Welk advies heb je voor docenten die met Open Education willen beginnen?
Vanaf het begin van je project moet je een sterk ontwikkelteam samenstellen en goed communiceren met andere docenten en instellingen. De keuze van de platformsoftware en het lesmateriaal moet in samenwerking gebeuren.
Verder is het belangrijk om input van studenten te vragen bij het ontwikkelen van open lesmateriaal. We hebben een feedbackgroep met internationale studenten en hier in Wageningen ben ik van plan om studenten van de studentenvereniging te vragen naar het eerste concept van het platform te kijken.
Wat kan WUR doen om Open Education te versterken?
Wat de WUR al heel goed doet in haar Open Science & Education-programma is zich richten op kwaliteit. Het doel is niet om alle onderwijsmaterialen te delen, maar alleen die materialen die bijdragen aan onderwijskwaliteit.

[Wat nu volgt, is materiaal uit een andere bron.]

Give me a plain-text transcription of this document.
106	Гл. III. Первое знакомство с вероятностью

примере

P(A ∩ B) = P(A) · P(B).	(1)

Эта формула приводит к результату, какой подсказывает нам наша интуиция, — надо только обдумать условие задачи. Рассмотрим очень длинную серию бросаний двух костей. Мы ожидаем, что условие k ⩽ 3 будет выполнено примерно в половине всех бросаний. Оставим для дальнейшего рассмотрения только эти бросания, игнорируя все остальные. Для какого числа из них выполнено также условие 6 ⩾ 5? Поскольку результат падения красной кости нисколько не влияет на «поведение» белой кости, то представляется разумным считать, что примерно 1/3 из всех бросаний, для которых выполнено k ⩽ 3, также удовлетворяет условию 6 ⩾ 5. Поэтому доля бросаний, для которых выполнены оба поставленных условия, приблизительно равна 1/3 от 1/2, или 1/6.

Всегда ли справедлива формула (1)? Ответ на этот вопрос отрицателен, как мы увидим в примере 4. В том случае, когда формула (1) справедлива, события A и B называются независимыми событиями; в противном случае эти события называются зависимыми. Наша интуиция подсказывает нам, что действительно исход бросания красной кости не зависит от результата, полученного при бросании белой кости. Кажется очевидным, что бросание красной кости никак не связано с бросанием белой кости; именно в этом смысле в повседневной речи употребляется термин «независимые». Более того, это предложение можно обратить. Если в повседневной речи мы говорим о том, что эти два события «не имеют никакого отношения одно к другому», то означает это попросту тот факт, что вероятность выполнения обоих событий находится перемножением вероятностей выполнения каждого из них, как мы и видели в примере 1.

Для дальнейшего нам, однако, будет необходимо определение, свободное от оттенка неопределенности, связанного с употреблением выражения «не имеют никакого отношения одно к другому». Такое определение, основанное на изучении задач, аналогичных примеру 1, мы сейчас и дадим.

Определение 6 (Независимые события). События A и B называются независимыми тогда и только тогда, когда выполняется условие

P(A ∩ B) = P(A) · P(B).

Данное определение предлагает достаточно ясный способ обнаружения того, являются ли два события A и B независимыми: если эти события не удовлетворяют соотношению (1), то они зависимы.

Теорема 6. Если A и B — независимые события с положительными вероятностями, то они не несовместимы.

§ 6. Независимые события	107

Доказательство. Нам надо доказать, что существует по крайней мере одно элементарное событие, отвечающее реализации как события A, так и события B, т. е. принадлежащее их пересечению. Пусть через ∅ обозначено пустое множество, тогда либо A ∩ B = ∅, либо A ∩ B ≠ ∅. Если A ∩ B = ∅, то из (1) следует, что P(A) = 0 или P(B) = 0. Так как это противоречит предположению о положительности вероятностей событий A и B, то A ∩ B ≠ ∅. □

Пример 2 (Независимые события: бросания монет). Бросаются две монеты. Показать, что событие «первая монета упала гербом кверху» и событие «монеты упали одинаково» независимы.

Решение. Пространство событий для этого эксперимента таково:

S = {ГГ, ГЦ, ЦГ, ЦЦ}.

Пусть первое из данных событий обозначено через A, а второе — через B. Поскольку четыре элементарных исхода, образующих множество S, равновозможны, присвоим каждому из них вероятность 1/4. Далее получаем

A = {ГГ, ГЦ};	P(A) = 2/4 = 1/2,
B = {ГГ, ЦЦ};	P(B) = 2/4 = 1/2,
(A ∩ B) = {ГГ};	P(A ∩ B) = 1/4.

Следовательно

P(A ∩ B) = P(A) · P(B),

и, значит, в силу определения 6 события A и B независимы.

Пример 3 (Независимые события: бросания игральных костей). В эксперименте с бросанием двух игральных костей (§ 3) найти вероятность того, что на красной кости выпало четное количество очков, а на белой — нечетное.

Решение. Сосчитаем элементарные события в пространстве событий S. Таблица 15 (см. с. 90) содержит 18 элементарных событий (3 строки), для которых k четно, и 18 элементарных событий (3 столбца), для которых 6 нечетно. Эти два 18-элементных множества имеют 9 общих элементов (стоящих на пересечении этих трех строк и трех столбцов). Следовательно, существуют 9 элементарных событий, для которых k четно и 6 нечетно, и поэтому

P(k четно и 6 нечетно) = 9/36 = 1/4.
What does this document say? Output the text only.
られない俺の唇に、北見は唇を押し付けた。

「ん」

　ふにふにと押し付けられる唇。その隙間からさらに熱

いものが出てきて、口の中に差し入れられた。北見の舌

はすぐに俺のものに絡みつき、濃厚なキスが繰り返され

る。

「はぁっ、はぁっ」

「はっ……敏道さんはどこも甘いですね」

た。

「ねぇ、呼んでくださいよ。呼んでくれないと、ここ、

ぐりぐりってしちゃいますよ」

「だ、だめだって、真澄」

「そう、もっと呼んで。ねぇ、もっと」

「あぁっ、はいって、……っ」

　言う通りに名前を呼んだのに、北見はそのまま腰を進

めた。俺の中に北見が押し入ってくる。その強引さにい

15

Ik zou meer ondersteuning willen als het gaat om het begrijpen van online leren, de pedagogische aspecten ervan en hoe je je onderwijs daarop kunt afstemmen. Het is een andere manier van leren dan traditioneel onderwijs met 1 docent en 1 tekstboek. De universiteit kan je daar expertise en advies bij geven. Hetzelfde geldt voor ondersteuning en advies bij alle technische keuzes.
Het ontwikkelen van kwalitatief goed open onderwijsmateriaal kost veel tijd, en de universiteit zou die tijd beschikbaar moeten stellen. Nu zijn docenten min of meer afhankelijk van de goodwill van een opleidingsdirecteur en hun eigen enthousiasme.